The study addresses the lack of 3D access in microscale mechanical characterization by integrating a bubble-based acoustofluidic rotator with cellular force microscopy. This enables controlled reorientation and localized indentation of individual specimens, reducing reliance on ensemble averaging and improving spatial coverage. In lily pollen, full 3D characterization of each grain revealed robust intra-sample contrasts between intine and exine apparent stiffness and showed that computing per-grain ratios (k_i/k_e) reduces biological variance. Environmental modulation with Ca2+ increased intine stiffness relative to exine, consistent with selective pectin crosslinking. Dehydration dramatically increased apparent stiffness, highlighting hydration-dependent wall mechanics. Simulations linked measured apparent stiffness to plausible combinations of turgor pressure and wall moduli, indicating that a modulus ratio around 10 between exine and intine aligns with observations, but also emphasized that apparent stiffness is a complex function of geometry, pressure, and load sharing within layered walls. In C. elegans, 3D maps revealed significant circumferential heterogeneity likely influenced by underlying muscle tissues and internal organs. These results demonstrate that manipulating and probing multiple regions of the same specimen is essential to avoid misinterpretations from single-orientation measurements and to build more accurate biomechanical models of cells and organisms.

This work introduces a versatile platform that combines acoustically driven microbubble manipulation with force microscopy to achieve 3D mechanical characterization of individual cells and small organisms. It quantifies regional differences in lily pollen walls, demonstrates environmental (Ca2+) modulation of intine stiffness, shows strong hydration-dependent softening, and reveals significant circumferential heterogeneity in C. elegans likely linked to underlying musculature. FEM simulations provide mechanistic insight, relating apparent stiffness to turgor pressure and wall moduli and suggesting a substantial modulus contrast between exine and intine.

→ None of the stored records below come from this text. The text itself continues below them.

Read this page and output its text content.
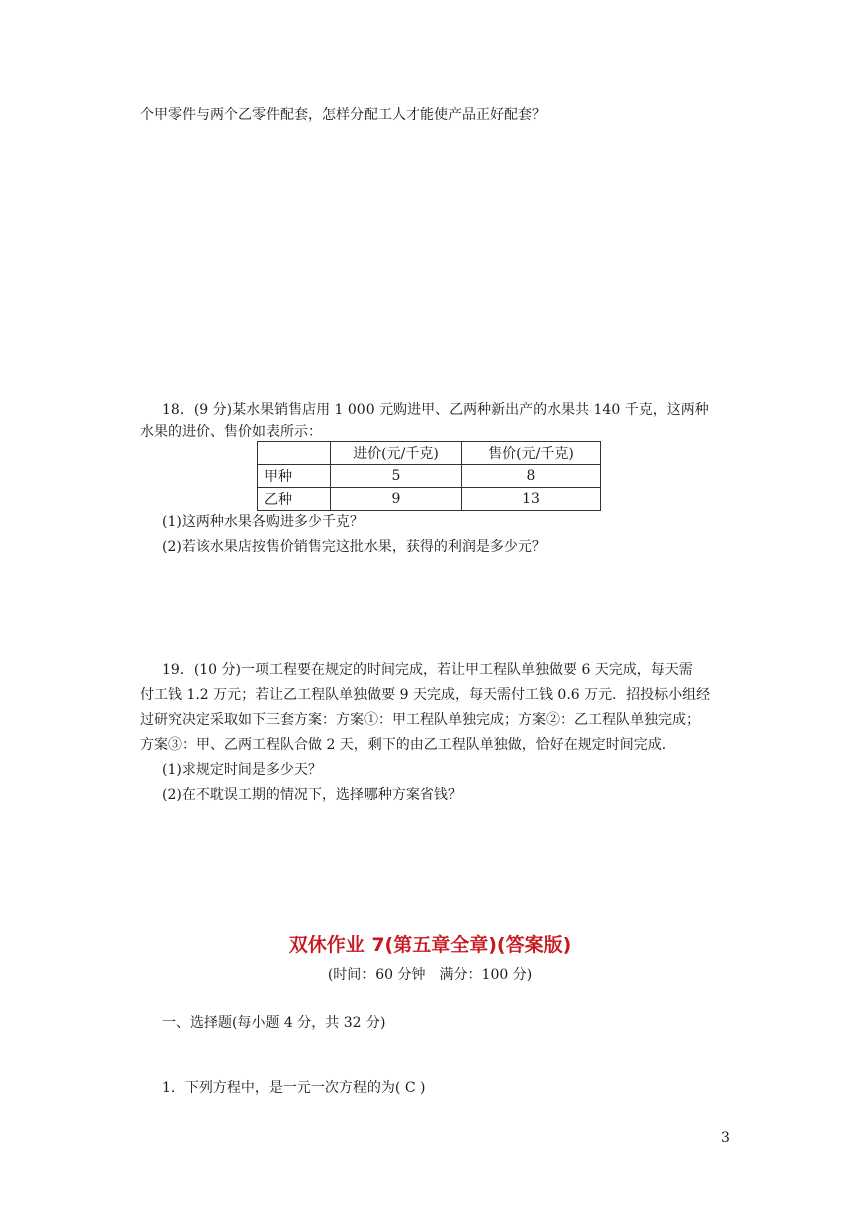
个甲零件与两个乙零件配套，怎样分配工人才能使产品正好配套？
18．(9 分)某水果销售店用 1 000 元购进甲、乙两种新出产的水果共 140 千克，这两种
水果的进价、售价如表所示：
	进价(元/千克)	售价(元/千克)
甲种	5	8
乙种	9	13
(1)这两种水果各购进多少千克？
(2)若该水果店按售价销售完这批水果，获得的利润是多少元？
19．(10 分)一项工程要在规定的时间完成，若让甲工程队单独做要 6 天完成，每天需
付工钱 1.2 万元；若让乙工程队单独做要 9 天完成，每天需付工钱 0.6 万元．招投标小组经
过研究决定采取如下三套方案：方案①：甲工程队单独完成；方案②：乙工程队单独完成；
方案③：甲、乙两工程队合做 2 天，剩下的由乙工程队单独做，恰好在规定时间完成．
(1)求规定时间是多少天？
(2)在不耽误工期的情况下，选择哪种方案省钱？
双休作业 7(第五章全章)(答案版)
(时间：60 分钟　满分：100 分)
一、选择题(每小题 4 分，共 32 分)
1．下列方程中，是一元一次方程的为( C )
3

Future work should improve microbubble temporal stability and control, incorporate enhanced imaging (e.g., side-view) for concurrent geometry capture, extend to complex 3D cellular aggregates (e.g., tumor spheroids), map developmental and aging-related changes in organisms throughout their life cycle, and rigorously quantify the effects of pharmacological immobilization and layered tissue contributions on apparent stiffness.

- Microbubble temporal stability (shrinkage over time) leads to varying rotational velocities; device requires periodic cleaning/refilling to refresh bubbles. Longer microcavities may improve stability. - Control of microstreaming strength is critical to avoid damaging the MEMS sensor or perturbing specimen orientation; safe probe–sample distances must be maintained (>20 µm during excitation). - Apparent stiffness conflates contributions from geometry, turgor pressure, and layered materials; it is not a direct measure of material modulus. FEM models required simplifications (e.g., homogeneous exine) and may not capture all nonlinearities or partial wall engagement. - Experimental indentation curves exhibit exponential characteristics not fully reproduced by current models (sublinear), indicating incomplete understanding of mechanically active wall fractions. - Distributions of measured stiffness values can be non-normal; biological variability remains significant even with per-sample ratio analysis. - C. elegans measurements were performed on a single specimen and under levamisole-induced paralysis, which alters muscle tone and may affect local stiffness; contributions from cuticle heterogeneity and internal organs are difficult to deconvolve without further studies.